Assessment scenarios
Test purpose & usefulness
Defining constructs
Test Specs
Items, MCQs & Feedback
100

In Scenario 1, this type of quiz begins class and is not recorded.

What is a pop reading quiz (formative, 10 short-answer items)?

100

Bachman & Palmer’s umbrella concept asking “Does the test do what it’s meant to do?”

What is test usefulness?

100

“Students will learn tag questions” is not assessable until you state this clearly.

What is the performance/construct (what learners can DO, in which mode/context)?

100

“Skills assessed, item types, tasks, scoring, and reporting” collectively form this plan.

What are test specifications (specs)?

100

The correct MCQ choice is the key; all others are called these.

What are distractors?

200

Scenario 2’s course focuses on this language domain and ends with MCQ, cloze, and editing.

What is a grammar unit test on verb tenses?

200

This impact focuses on how tests positively influence teaching/learning before/after.

What is beneficial washback?

200

For Scenario 2, content validity suggests sampling these two broad performance types.

What are comprehension and production?

200

Classroom specs should align with this validity principle by mirroring course tasks.

What is content validity (representativeness)?

200

MCQs are tempting for practicality/reliability but mainly test this kind of knowledge.

What is recognition/selective response?

300

Scenario 3 values this over quantity during a 90-minute in-class task with later peer conferences.

What is quality of writing in a midterm essay?

300

One checklist question asks if results should be used to judge these predetermined targets.

What are curricular standards?

300

Give one example of a precise performance statement for the tense unit.

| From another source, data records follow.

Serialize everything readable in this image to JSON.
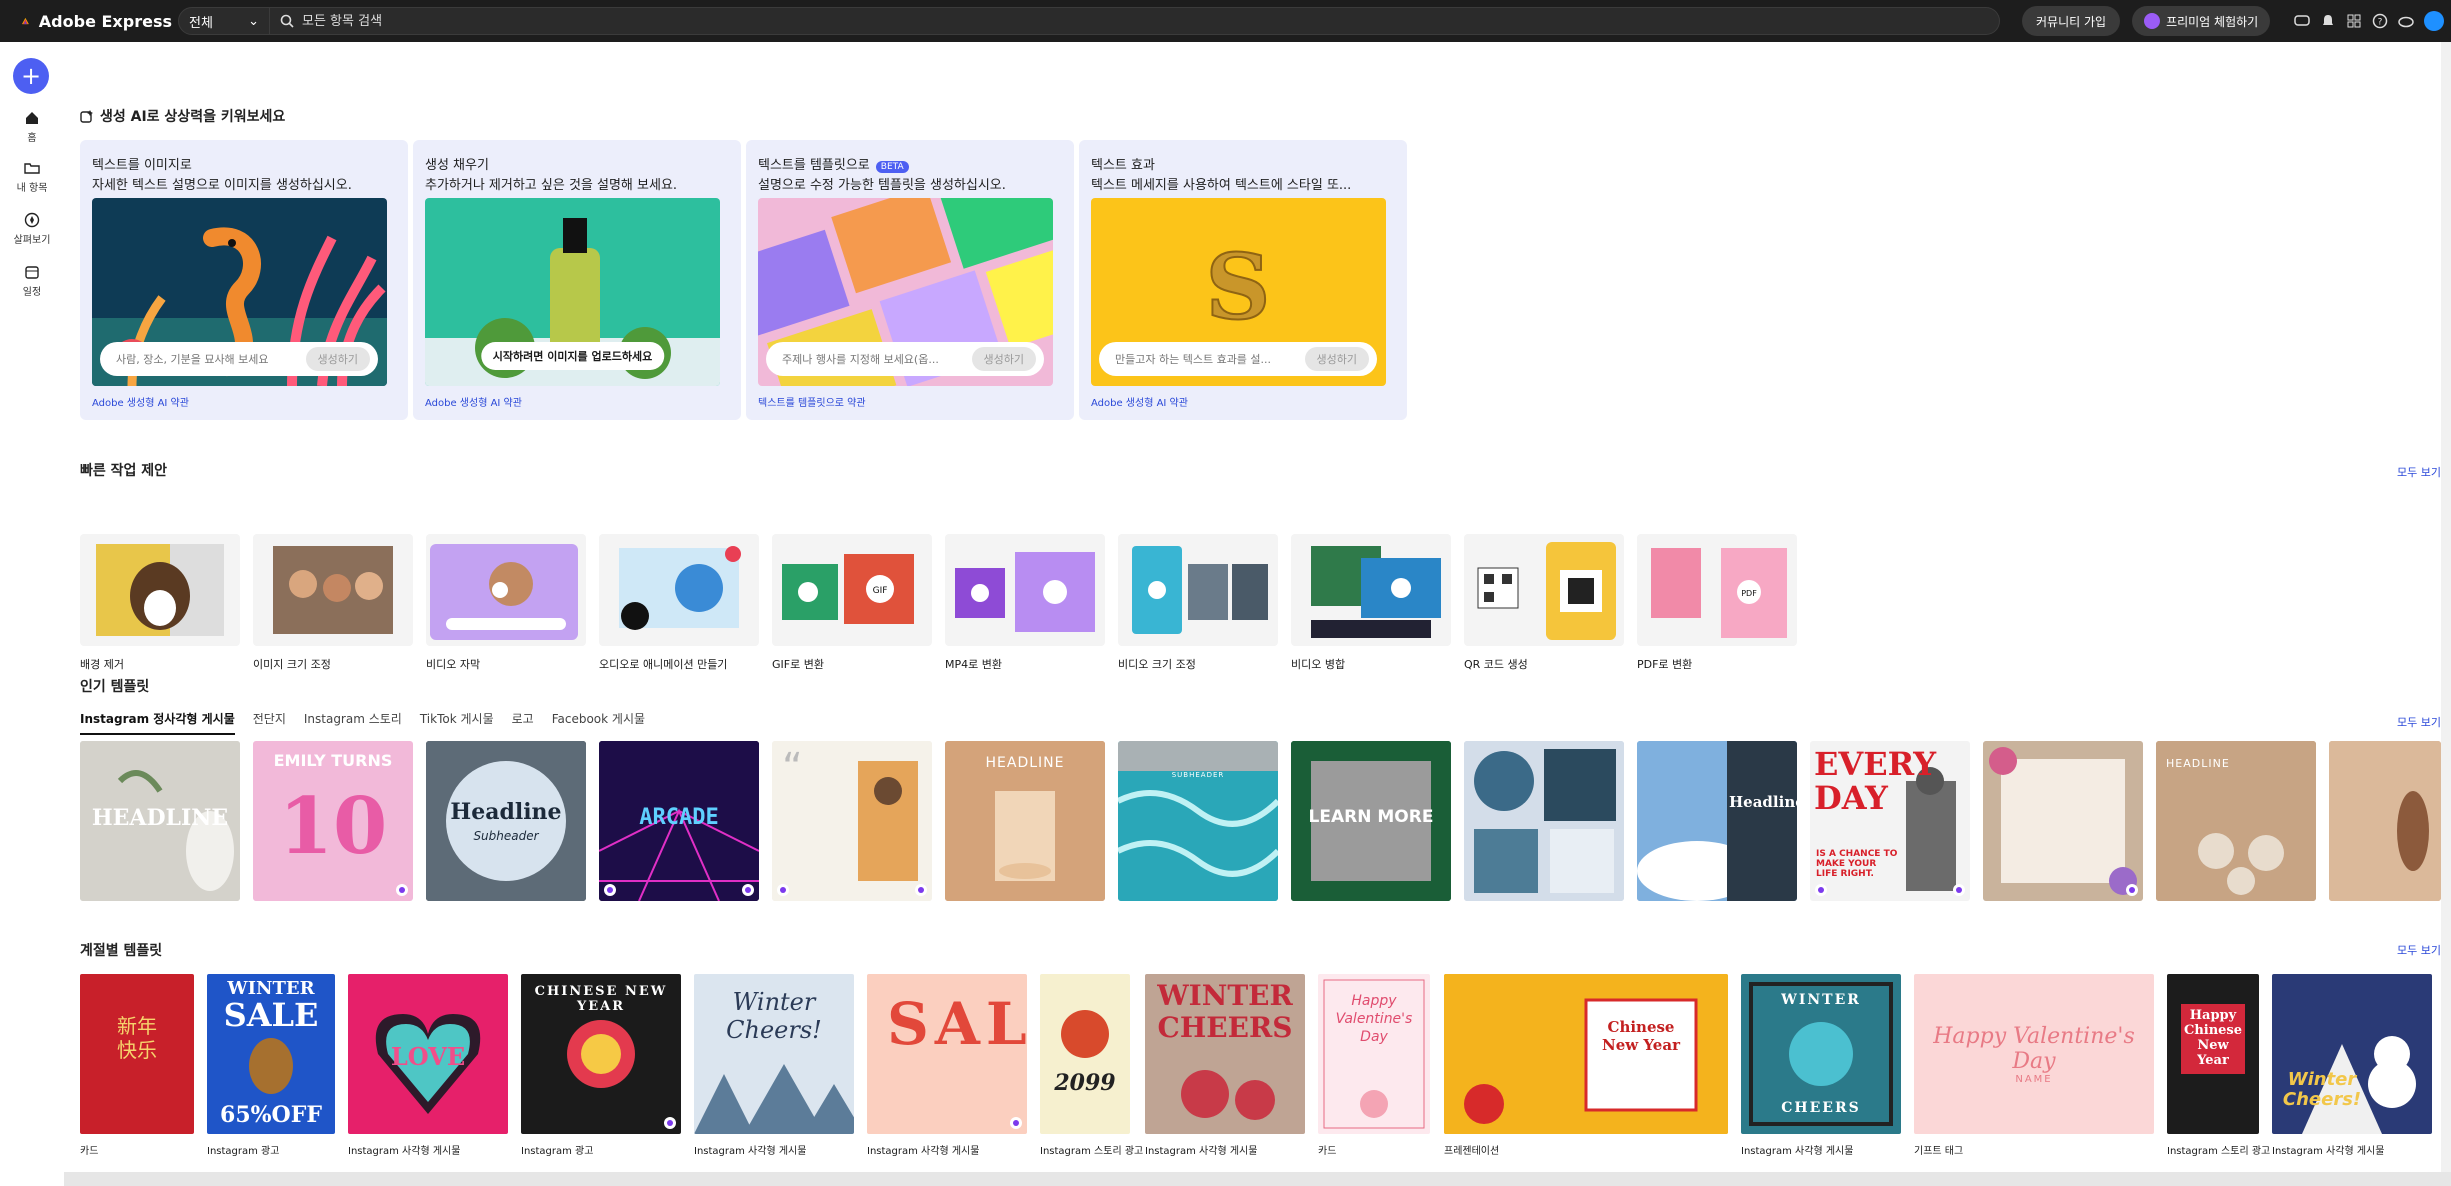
{
  "topbar": {
    "app_name": "Adobe Express",
    "scope": "전체",
    "search_placeholder": "모든 항목 검색",
    "community_button": "커뮤니티 가입",
    "premium_button": "프리미엄 체험하기"
  },
  "rail": {
    "items": [
      {
        "label": "홈"
      },
      {
        "label": "내 항목"
      },
      {
        "label": "살펴보기"
      },
      {
        "label": "일정"
      }
    ]
  },
  "ai_section": {
    "title": "생성 AI로 상상력을 키워보세요",
    "cards": [
      {
        "title": "텍스트를 이미지로",
        "desc": "자세한 텍스트 설명으로 이미지를 생성하십시오.",
        "placeholder": "사람, 장소, 기분을 묘사해 보세요",
        "button": "생성하기",
        "link": "Adobe 생성형 AI 약관"
      },
      {
        "title": "생성 채우기",
        "desc": "추가하거나 제거하고 싶은 것을 설명해 보세요.",
        "upload": "시작하려면 이미지를 업로드하세요",
        "link": "Adobe 생성형 AI 약관"
      },
      {
        "title": "텍스트를 템플릿으로",
        "beta": "BETA",
        "desc": "설명으로 수정 가능한 템플릿을 생성하십시오.",
        "placeholder": "주제나 행사를 지정해 보세요(옵...",
        "button": "생성하기",
        "link": "텍스트를 템플릿으로 약관"
      },
      {
        "title": "텍스트 효과",
        "desc": "텍스트 메세지를 사용하여 텍스트에 스타일 또...",
        "placeholder": "만들고자 하는 텍스트 효과를 설...",
        "button": "생성하기",
        "link": "Adobe 생성형 AI 약관"
      }
    ]
  },
  "quick_actions": {
    "title": "빠른 작업 제안",
    "see_all": "모두 보기",
    "items": [
      "배경 제거",
      "이미지 크기 조정",
      "비디오 자막",
      "오디오로 애니메이션 만들기",
      "GIF로 변환",
      "MP4로 변환",
      "비디오 크기 조정",
      "비디오 병합",
      "QR 코드 생성",
      "PDF로 변환"
    ]
  },
  "popular": {
    "title": "인기 템플릿",
    "see_all": "모두 보기",
    "tabs": [
      "Instagram 정사각형 게시물",
      "전단지",
      "Instagram 스토리",
      "TikTok 게시물",
      "로고",
      "Facebook 게시물"
    ],
    "texts": {
      "headline": "HEADLINE",
      "emily": "EMILY TURNS",
      "ten": "10",
      "headline2": "Headline",
      "subheader": "Subheader",
      "arcade": "ARCADE",
      "learn": "LEARN MORE",
      "everyday": "EVERY DAY",
      "everyday_sub": "IS A CHANCE TO MAKE YOUR LIFE RIGHT.",
      "subheader_caps": "SUBHEADER"
    }
  },
  "seasonal": {
    "title": "계절별 템플릿",
    "see_all": "모두 보기",
    "labels": [
      "카드",
      "Instagram 광고",
      "Instagram 사각형 게시물",
      "Instagram 광고",
      "Instagram 사각형 게시물",
      "Instagram 사각형 게시물",
      "Instagram 스토리 광고",
      "Instagram 사각형 게시물",
      "카드",
      "프레젠테이션",
      "Instagram 사각형 게시물",
      "기프트 태그",
      "Instagram 스토리 광고",
      "Instagram 사각형 게시물"
    ],
    "texts": {
      "cny": "新年快乐",
      "winter": "WINTER",
      "sale": "SALE",
      "off": "65%OFF",
      "love": "LOVE",
      "cny_en": "CHINESE NEW YEAR",
      "winter_cheers": "Winter Cheers!",
      "sale2": "SALE",
      "y2099": "2099",
      "winter_cheers_caps": "WINTER CHEERS",
      "happy_val": "Happy Valentine's Day",
      "cny_title": "Chinese New Year",
      "cheers": "CHEERS",
      "val_script": "Happy Valentine's Day",
      "name": "NAME",
      "happy_cny": "Happy Chinese New Year",
      "winter_cheers2": "Winter Cheers!"
    }
  }
}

What is “recognize written present perfect forms in familiar contexts” (or “produce oral simple past in familiar contexts”)?

300

Scenario 3 specs include stating these four rubric dimensions on the prompt.

What are content, organization, rhetorical discourse, grammar/mechanics?

300

This index is simply the % who got an item right (ideal band ≈ .15–.85).

What is item facility (IF)?

400

Scenario 4 combines a 20-minute listening section with this 3-minute task per student.

What is a one-on-one oral interview?

400

Deciding not to test because it’s just “Week 3 Friday” violates this planning step.

What is determining purpose (don’t test by habit; test for a reason)?

400

Listing which verbs/regular vs. irregular forms will be covered belongs here, not as vague goals.

What are detailed construct specifications (refining constructs)?

400

In multi-skill exams (Scenario 4), specs often include these child-friendly stimuli.

What are pictures/picture-cued tasks?

400

This index shows how well an item separates high/low performers (closer to 1.0 = better).

What is item discrimination (ID)?

500

Name two reasons Scenario 1’s quiz offers beneficial washback despite no grade.

What are (a) self-assessment of comprehension and (b) a springboard for teacher-led discussion?

500

Name three distinct stakeholders/targets that the purpose/usefulness checklist explicitly considers.

What are students, the teacher’s next teaching steps, and the course’s significance (relative weighting/impact)?

500

Why might you exclude some objectives from one test, even if taught?

What are practical constraints (time/weighting), prior informal evidence, and focus on priority constructs?

500

Give two practical decisions specs force you to make for Scenario 2’s grammar test.

What are (a) which subskills to include/weight and (b) how to elicit/score (e.g., record oral vs. skip due to practicality)?

500

Name two red flags for weak distractor efficiency.

What are (a) a distractor no one chooses and (b) distractors attracting stronger students more than weaker ones?